第4話 「僕の意識は手のひらからこぼれていた」
その一歩を踏み出してからおよそ一日が経った――――
ここまでの道のりで分かったことが二つ。
まず、今までに見たこともない生き物がいる。勘弁してほしい。
そして昨夜に見たあの青と赤の月。今も青い月の方は薄っすら青空に浮かんで見えるが、月が二つある事実。
あ、うん。きっとこれはアレだな。小説や漫画の序盤に出てくるやつだな。
僕は頭に浮かんだその言葉を現実逃避のため飲み込んだ。
そして今は少し小高い丘の上にいるのだが、眼下には渇望していた水場が見える。
このカラッカラに乾いた喉を潤すためにも早く水場に近づきたい。
でも遠目でよく分からないが、そこに「何か」がいる。
何度か脳内葛藤を繰り返し、安全第一の結論に至った僕は、その場から一時的に離れ、少し様子を観ることにした。
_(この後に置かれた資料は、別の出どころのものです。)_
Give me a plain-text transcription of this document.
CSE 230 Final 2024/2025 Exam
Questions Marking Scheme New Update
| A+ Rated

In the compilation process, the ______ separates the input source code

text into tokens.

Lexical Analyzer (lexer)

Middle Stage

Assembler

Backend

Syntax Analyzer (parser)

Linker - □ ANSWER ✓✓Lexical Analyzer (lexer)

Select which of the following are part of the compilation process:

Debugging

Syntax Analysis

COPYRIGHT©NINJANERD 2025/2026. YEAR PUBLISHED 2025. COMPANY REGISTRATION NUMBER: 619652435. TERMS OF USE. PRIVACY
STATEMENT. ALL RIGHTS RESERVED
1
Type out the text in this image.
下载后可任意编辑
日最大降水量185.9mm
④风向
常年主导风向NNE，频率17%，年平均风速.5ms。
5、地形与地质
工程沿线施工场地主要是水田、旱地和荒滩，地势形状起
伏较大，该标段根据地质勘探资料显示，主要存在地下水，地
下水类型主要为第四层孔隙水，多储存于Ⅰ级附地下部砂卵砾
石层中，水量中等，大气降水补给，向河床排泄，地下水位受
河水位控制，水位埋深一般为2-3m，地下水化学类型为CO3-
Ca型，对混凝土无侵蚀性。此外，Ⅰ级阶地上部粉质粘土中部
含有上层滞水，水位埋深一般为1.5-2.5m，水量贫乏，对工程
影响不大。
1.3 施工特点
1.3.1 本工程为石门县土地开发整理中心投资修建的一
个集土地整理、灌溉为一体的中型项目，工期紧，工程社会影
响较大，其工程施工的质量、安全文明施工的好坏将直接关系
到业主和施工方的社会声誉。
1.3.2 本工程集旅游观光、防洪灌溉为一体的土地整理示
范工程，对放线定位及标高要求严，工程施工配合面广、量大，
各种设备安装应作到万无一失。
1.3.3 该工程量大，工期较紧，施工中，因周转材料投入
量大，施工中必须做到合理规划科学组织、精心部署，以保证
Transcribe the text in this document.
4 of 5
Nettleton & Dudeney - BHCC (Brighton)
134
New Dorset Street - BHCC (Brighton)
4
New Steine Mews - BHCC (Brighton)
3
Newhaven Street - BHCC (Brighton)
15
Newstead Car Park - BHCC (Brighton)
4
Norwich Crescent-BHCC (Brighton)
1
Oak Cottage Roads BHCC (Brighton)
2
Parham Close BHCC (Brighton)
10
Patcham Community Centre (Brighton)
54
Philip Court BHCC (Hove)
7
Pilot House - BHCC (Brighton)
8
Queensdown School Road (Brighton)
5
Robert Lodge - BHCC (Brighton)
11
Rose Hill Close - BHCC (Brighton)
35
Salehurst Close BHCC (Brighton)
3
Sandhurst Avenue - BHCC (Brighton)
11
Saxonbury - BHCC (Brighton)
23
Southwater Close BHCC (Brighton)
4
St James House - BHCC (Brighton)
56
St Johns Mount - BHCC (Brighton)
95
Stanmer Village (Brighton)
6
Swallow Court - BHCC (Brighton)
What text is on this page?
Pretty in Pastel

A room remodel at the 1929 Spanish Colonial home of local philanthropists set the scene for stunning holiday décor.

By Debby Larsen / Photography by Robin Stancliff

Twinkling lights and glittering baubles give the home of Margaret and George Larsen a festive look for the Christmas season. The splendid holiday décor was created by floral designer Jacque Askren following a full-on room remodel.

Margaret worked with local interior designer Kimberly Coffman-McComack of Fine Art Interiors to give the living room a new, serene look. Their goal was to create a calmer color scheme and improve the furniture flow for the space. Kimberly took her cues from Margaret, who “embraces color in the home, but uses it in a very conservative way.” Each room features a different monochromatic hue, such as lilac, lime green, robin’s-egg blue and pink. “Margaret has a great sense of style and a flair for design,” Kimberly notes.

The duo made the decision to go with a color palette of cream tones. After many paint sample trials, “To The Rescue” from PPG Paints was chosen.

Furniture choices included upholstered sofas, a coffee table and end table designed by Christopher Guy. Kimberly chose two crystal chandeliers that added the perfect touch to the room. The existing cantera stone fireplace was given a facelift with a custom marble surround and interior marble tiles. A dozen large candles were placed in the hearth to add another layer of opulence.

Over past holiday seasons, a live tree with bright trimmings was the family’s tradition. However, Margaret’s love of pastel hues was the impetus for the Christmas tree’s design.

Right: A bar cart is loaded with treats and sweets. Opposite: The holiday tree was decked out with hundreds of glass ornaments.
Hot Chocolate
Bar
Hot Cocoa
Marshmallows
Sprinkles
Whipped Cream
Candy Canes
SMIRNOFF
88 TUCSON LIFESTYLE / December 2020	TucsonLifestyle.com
そろそろ寝床の確保をしておこう。頭が少しぼーっとしてきた。
結局のところ昨夜は寝れていない。ここが何処か分からない、何が出るかも分からないといった不安もあるが、それ以上に見えてしまう不安が大きかった。
どいうことか。
月が二つ見えているのも現実逃避したくなるほど勘弁なのだが、結構その月が大きい。二つとも。その分、月からの反射光もバンバンこの世界に降り注ぐ訳だ。だから見えてしまう。夜でも。実際の白夜を見たことはないが、きっとこんな感じだろうというぐらいに。
僕は寝床として、自身が隠れるくらいの程よい岩場が無いか辺りを見回していた。
――――ウォン、ウォン、ウォン。
はじめはとても小さかった。
――――ウォン、ウォン、ウォン。
だから気にも留めなかった。
――――ウォン、ウォン、ウォン。
徐々に、徐々に大きくなる。僕は音のする方を振り返る。
…………!? あれ? 何も!?
不意に暗くなる。背後から影が落ちたのだ。動けない。
「ぅぉあぁ!」
恐怖心に打ち勝つため、僕は声にならない声を無理やり絞り出す。
――――ウォン、ウォン、ウォン。
そこには「緑色の丸い物体」が浮いていた。
僕は腰が抜けてその場に座り込んだ。
後でこの時のことを振り返る。人の思考って死に直面すると止まるんだ。何か安全弁のようなものなのかもしれない。
僕の中で時は止まり、静寂の時間が流れる。
がしかし、その物体の時は止まってくれない。
その物体は表面に幾何学模様の光を浮かび上がらせると、その幾何学模様に沿って空中で折りたたまれていく。
――――中から白い何かが現れた。
人? なのか?
その姿は、頭のてっぺんから足のつま先まで、白地に若草色の刺繍が施された外套を纏っているように見えた。顔は外套のフードでよく見えない。腰のあたりで何やらもぞもぞ動いているのが分かる。きっとそこにある「何か」で、これから僕を殺すのだろうと思った。思ってしまった。
――パサッ!
腰のあたりでもぞもぞしていた「何か」が地面に下りた? そして、それは外套の中から顔を覗かせた。
ん? 生き物?
一見それは黒猫だった。だが、よく見てみると三つ目で、背中から何やら翼が生えている。
黒猫の三つ目が僕を凝視する。まるで僕の中の何かを見透かすかのように…………。
「ジュベルベ」
「にゃ~じゃない!」っと思わず言葉が出そうになる。
「ジュベルベ」
黒猫が僕に何かを伝えようとしているのが分かる。
残念ながらその言葉? 鳴き声? 僕には理解することが出来なかった。
僕はそのことを伝えるために首を横に振る。他の行動は敵対していると思われそうなので行わない。
黒猫は外套の人に向き直り何かを話し始めた。それに応じるかのように外套の人がひとつ頷き、そして口を開いた。
「%&$#…………」
その声は優しくて、そして心地よい。
僕の意識は手のひらからこぼれていた。